Welcome back to the world's worst "poker blog". Poorly-written and not exactly entertaining, this thing is little more than a vanity project. Well, aside from the fact that I don't publicize it. And the fact that I freely acknowledge that I suck at poker.
Not to get all existential or anything, but this blog serves as an outlet, a release, a way to scream out the frustrations of the game without getting all Mattias Andersson. Gaaa, indeed.
I need someone to give me a powerful analogy. I need a word picture for the feeling you get when you've just bubbled out of a sizable tournament, when just 3 hands ago you were looking like a virtual lock for at least low money.

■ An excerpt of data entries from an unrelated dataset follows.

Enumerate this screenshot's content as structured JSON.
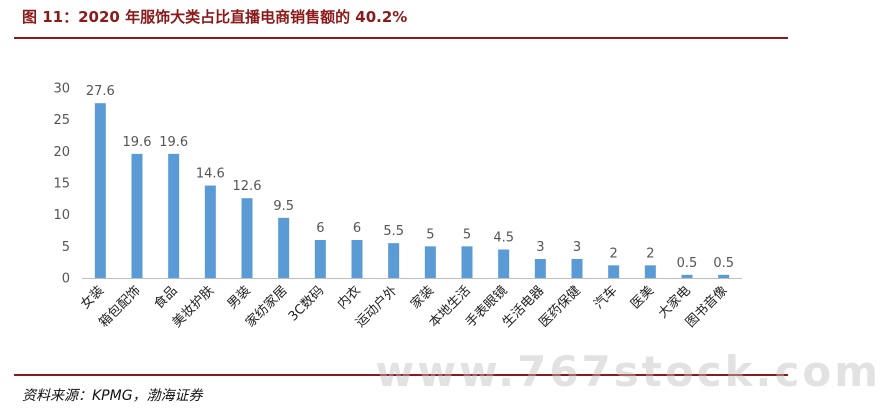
{
  "figure": {
    "title": "图 11：2020 年服饰大类占比直播电商销售额的 40.2%",
    "source": "资料来源：KPMG，渤海证券",
    "watermark": "www.767stock.com"
  },
  "colors": {
    "bar": "#5b9bd5",
    "rule": "#8b1a1a",
    "axis": "#bfbfbf"
  },
  "chart_data": {
    "type": "bar",
    "title": "",
    "xlabel": "",
    "ylabel": "",
    "ylim": [
      0,
      30
    ],
    "yticks": [
      0,
      5,
      10,
      15,
      20,
      25,
      30
    ],
    "grid": false,
    "legend": "none",
    "categories": [
      "女装",
      "箱包配饰",
      "食品",
      "美妆护肤",
      "男装",
      "家纺家居",
      "3C数码",
      "内衣",
      "运动户外",
      "家装",
      "本地生活",
      "手表眼镜",
      "生活电器",
      "医药保健",
      "汽车",
      "医美",
      "大家电",
      "图书音像"
    ],
    "values": [
      27.6,
      19.6,
      19.6,
      14.6,
      12.6,
      9.5,
      6,
      6,
      5.5,
      5,
      5,
      4.5,
      3,
      3,
      2,
      2,
      0.5,
      0.5
    ]
  }
}
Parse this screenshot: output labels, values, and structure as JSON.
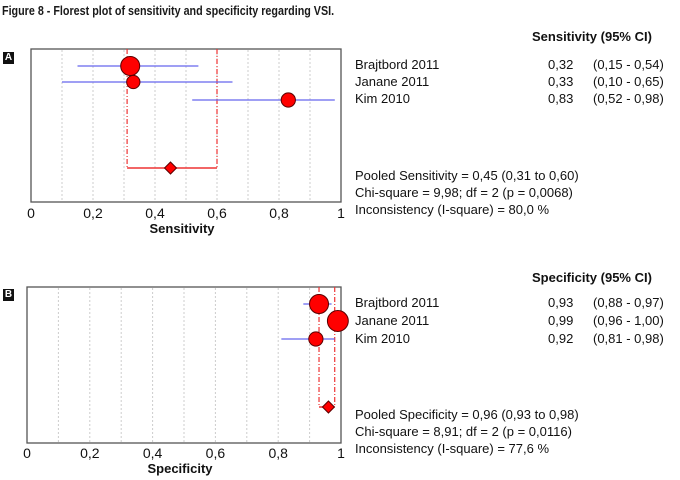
{
  "figure_title": "Figure 8 - Florest plot of sensitivity and specificity regarding VSI.",
  "colors": {
    "marker_fill": "#ff0000",
    "marker_stroke": "#5a0000",
    "ci_line": "#6666ee",
    "pooled_line": "#ee3333",
    "grid": "#cccccc",
    "axis": "#555555"
  },
  "chart_data": [
    {
      "type": "forest",
      "panel_label": "A",
      "title": "",
      "xlabel": "Sensitivity",
      "xlim": [
        0,
        1
      ],
      "xticks": [
        0,
        0.2,
        0.4,
        0.6,
        0.8,
        1
      ],
      "xtick_labels": [
        "0",
        "0,2",
        "0,4",
        "0,6",
        "0,8",
        "1"
      ],
      "grid": true,
      "column_header": "Sensitivity (95% CI)",
      "studies": [
        {
          "name": "Brajtbord 2011",
          "value": 0.32,
          "ci_low": 0.15,
          "ci_high": 0.54,
          "value_text": "0,32",
          "ci_text": "(0,15 - 0,54)",
          "weight": 1.0
        },
        {
          "name": "Janane 2011",
          "value": 0.33,
          "ci_low": 0.1,
          "ci_high": 0.65,
          "value_text": "0,33",
          "ci_text": "(0,10 - 0,65)",
          "weight": 0.7
        },
        {
          "name": "Kim 2010",
          "value": 0.83,
          "ci_low": 0.52,
          "ci_high": 0.98,
          "value_text": "0,83",
          "ci_text": "(0,52 - 0,98)",
          "weight": 0.75
        }
      ],
      "pooled": {
        "value": 0.45,
        "ci_low": 0.31,
        "ci_high": 0.6
      },
      "stats": [
        "Pooled Sensitivity = 0,45 (0,31 to 0,60)",
        "Chi-square = 9,98; df =  2 (p = 0,0068)",
        "Inconsistency (I-square) = 80,0 %"
      ]
    },
    {
      "type": "forest",
      "panel_label": "B",
      "title": "",
      "xlabel": "Specificity",
      "xlim": [
        0,
        1
      ],
      "xticks": [
        0,
        0.2,
        0.4,
        0.6,
        0.8,
        1
      ],
      "xtick_labels": [
        "0",
        "0,2",
        "0,4",
        "0,6",
        "0,8",
        "1"
      ],
      "grid": true,
      "column_header": "Specificity (95% CI)",
      "studies": [
        {
          "name": "Brajtbord 2011",
          "value": 0.93,
          "ci_low": 0.88,
          "ci_high": 0.97,
          "value_text": "0,93",
          "ci_text": "(0,88 - 0,97)",
          "weight": 1.0
        },
        {
          "name": "Janane 2011",
          "value": 0.99,
          "ci_low": 0.96,
          "ci_high": 1.0,
          "value_text": "0,99",
          "ci_text": "(0,96 - 1,00)",
          "weight": 1.1
        },
        {
          "name": "Kim 2010",
          "value": 0.92,
          "ci_low": 0.81,
          "ci_high": 0.98,
          "value_text": "0,92",
          "ci_text": "(0,81 - 0,98)",
          "weight": 0.75
        }
      ],
      "pooled": {
        "value": 0.96,
        "ci_low": 0.93,
        "ci_high": 0.98
      },
      "stats": [
        "Pooled Specificity = 0,96 (0,93 to 0,98)",
        "Chi-square = 8,91; df =  2 (p = 0,0116)",
        "Inconsistency (I-square) = 77,6 %"
      ]
    }
  ]
}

I'm thinking it's somewhere between "football in the groin" and "kicked in the stomach by a largish mule".
As always, there is a kinda-bad beat story involved here. Down to 43 in tonights $10+1 NL $4,000 guaranteed. Top 40 is money. I have half the average stack with about T5000. Blinds at 400/800. I'm dealt TT in the big blind. Two shorter stacks go all in in front of me. In many cases, I have no problem folding in this situation, but this is a pretty solid hand, and I have to like the chance to not quite triple up. I call.
Cards are flipped. My TT is up against AJo and 88. I am ahead!
An 8 comes on the flop.
Now I am behind. I don't improve, and I lose about half my stack. Next hand, I complete the SB with a marginal hand, and the big stack in the BB puts me all in on an unhelpful flop. I fold.
Very next hand, on the button with about T1600 left, I get JJ. I push (duh). The big-stacked BB calls, correctly. He could have any 2 cards.
Unfortunately, those 2 cards are AKo. A king hits the flop, and I bust out 42nd, 2 short of a modest payday.
Although I'm unhappy about not cashing, it isn't the lack of cashing (40th only pays like $19 anyway) that bothers me. It's the feeling you get when you think you're doing something well, only to fall just short. There is a physical reaction to busting out of a tournament -- at least there is for me. I don't like that feeling very much, especially when you're close to accomplishing a goal. I am not good enough to make winning every time a goal, so cashing is something I'm shooting for. When I fail, it hurts.